Discipline: Biological Sciences
Subcategory: Cell and Molecular Biology
Anayah I. Ferris - Univeristy of the Virgin Islands
Co-Author(s): Anne D. Koniski, University of Rochester Medical School, Rochester, NY; Kathleen E. McGrath, University of Rochester Medical School, Rochester, NY; James Palis, University of Rochester Medical School, Rochester, NY
Embryonic stem cells (ESC) are maintained as undifferentiated stem cells, and when placed into specific culture conditions, can be induced to become erythroid cells. Scientists would like to use these cells as a source of blood cells for transfusions as well as to study erythropoiesis. However, during maturation in the mouse embryo overlapping waves of primitive (embryonic) and definitive (adult-like) erythroid cells are observed which express different globin genes. Our lab has evidence that both primitive and definitive erythroid cells are formed in overlapping waves in murine ESC, but globin analysis of one of the most well characterized systems of human ESC differentiation only looked at very late stages of maturation. Based on literature and our findings, we hypothesize that human ESC differentiation will produce both primitive and definitive erythroid cells. We aimed to answer the following questions in this study: 1) can we observe globin gene expression changes during ESC maturation similar to what is observed in embryos and 2) can we identify specific progenitors (CFC) that have a primitive or definitive globin expression patterns and do they change in prevalence during ESC development? Human ESC were differentiated and globin gene expression was analyzed at early and late time points.

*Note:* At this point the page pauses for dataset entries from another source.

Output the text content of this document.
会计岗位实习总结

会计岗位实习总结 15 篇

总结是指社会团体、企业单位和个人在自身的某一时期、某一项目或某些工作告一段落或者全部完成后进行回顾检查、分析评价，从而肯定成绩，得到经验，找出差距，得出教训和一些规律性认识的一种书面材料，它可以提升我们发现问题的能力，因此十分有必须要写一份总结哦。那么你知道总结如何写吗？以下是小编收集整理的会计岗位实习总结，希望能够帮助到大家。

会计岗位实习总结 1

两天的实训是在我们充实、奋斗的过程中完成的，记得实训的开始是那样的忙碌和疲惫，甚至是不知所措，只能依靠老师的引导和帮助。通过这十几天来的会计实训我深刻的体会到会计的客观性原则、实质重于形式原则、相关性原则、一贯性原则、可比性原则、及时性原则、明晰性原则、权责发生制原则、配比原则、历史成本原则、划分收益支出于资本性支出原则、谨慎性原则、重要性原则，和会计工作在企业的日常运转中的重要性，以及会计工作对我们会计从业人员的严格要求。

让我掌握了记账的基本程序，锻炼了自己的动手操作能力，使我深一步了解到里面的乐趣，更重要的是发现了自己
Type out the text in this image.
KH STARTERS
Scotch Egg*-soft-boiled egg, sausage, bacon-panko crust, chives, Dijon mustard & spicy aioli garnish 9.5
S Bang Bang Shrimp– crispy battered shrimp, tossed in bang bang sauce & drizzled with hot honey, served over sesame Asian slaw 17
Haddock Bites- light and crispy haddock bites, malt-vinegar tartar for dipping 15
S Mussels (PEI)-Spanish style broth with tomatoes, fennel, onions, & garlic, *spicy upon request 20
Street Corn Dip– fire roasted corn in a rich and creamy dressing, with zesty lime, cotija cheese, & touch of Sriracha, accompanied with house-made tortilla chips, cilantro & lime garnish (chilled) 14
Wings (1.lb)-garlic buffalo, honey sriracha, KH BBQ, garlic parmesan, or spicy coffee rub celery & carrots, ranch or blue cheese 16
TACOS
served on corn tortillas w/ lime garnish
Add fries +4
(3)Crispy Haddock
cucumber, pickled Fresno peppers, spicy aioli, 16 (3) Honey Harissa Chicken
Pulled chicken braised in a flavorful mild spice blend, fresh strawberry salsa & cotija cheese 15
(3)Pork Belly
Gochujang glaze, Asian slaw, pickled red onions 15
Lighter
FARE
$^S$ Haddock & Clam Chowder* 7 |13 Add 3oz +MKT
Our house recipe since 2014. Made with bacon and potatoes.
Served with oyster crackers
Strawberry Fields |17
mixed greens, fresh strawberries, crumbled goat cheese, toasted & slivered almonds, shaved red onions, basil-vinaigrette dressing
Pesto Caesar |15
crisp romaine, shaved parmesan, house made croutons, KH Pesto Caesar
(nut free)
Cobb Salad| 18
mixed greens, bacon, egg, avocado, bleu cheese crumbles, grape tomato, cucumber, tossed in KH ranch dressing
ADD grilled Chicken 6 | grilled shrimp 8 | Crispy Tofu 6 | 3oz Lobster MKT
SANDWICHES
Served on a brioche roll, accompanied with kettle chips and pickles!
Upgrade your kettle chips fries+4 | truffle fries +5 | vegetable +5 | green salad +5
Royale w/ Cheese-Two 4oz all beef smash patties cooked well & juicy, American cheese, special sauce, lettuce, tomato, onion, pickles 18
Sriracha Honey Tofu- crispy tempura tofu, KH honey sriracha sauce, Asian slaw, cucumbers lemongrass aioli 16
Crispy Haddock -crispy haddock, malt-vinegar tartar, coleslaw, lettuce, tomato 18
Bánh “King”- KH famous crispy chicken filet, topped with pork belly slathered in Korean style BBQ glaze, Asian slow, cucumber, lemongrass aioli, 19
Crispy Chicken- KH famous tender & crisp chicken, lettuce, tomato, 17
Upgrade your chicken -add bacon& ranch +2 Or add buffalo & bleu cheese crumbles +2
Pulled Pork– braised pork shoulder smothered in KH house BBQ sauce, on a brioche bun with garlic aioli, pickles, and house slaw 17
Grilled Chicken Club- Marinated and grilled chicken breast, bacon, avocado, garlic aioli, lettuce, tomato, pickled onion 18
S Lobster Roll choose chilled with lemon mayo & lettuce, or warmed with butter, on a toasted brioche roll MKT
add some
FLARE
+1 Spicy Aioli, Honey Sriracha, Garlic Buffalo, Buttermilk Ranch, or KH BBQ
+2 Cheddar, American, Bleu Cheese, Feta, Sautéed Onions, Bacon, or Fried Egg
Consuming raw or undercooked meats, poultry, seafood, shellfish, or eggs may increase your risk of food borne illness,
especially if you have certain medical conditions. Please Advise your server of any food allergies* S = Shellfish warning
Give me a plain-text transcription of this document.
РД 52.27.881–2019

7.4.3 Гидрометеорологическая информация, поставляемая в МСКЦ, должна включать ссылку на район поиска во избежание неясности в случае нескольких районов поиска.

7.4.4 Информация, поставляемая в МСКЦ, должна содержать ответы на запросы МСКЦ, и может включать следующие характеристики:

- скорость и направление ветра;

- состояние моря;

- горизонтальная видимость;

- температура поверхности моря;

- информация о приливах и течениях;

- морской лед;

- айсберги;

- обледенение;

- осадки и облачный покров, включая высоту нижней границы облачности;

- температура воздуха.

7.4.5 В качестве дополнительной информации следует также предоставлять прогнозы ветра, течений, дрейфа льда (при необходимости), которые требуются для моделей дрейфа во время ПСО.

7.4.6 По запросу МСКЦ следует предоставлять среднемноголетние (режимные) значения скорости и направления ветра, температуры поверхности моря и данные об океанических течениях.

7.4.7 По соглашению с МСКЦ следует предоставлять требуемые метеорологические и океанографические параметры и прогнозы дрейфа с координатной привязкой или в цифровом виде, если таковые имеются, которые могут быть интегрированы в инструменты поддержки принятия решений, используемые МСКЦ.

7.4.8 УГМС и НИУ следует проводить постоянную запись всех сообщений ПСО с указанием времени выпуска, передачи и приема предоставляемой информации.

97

Changes in globin expression were found that support an overlap in the primitive and definitive erythroid waves, similar to that in the mammalian embryo. Additionally cells were sorted based on immunophenotype, and assayed for erythroid progenitors by being plated in methylcellulose at Day 7 & Day 14, where they will grow and form colonies. Progenitor colonies were plucked according to morphology and assayed to determine globin expression using qPCR. No correlation between colony morphology or tested immunophenotype and progenitor colony globin expression was found. However, there is a significant difference between the expression of embryonic globins on day 7 versus day 14 colonies (P values= 0.0001 and 0.0003, respectively). Thus, globin expression of single progenitor colonies also supports overlapping primitive and definitive erythroid waves during ESC differentiation.Not Submitted
Funder Acknowledgement(s): R01 HL120670 NYSTEM IDEAS U01 HL1346996 Michael Napoleone Memorial Foundation Grant
Faculty Advisor: Kathleen E. McGrath, firstname.lastname@example.org
Role: I took part in all aspects of the research. My responsibilities included differentiating the human embryonic stem cells to erythroid cells, analyzing the globin gene expression, sorting cells based on morphology and immunophenotype, and assaying for erythroid progenitors.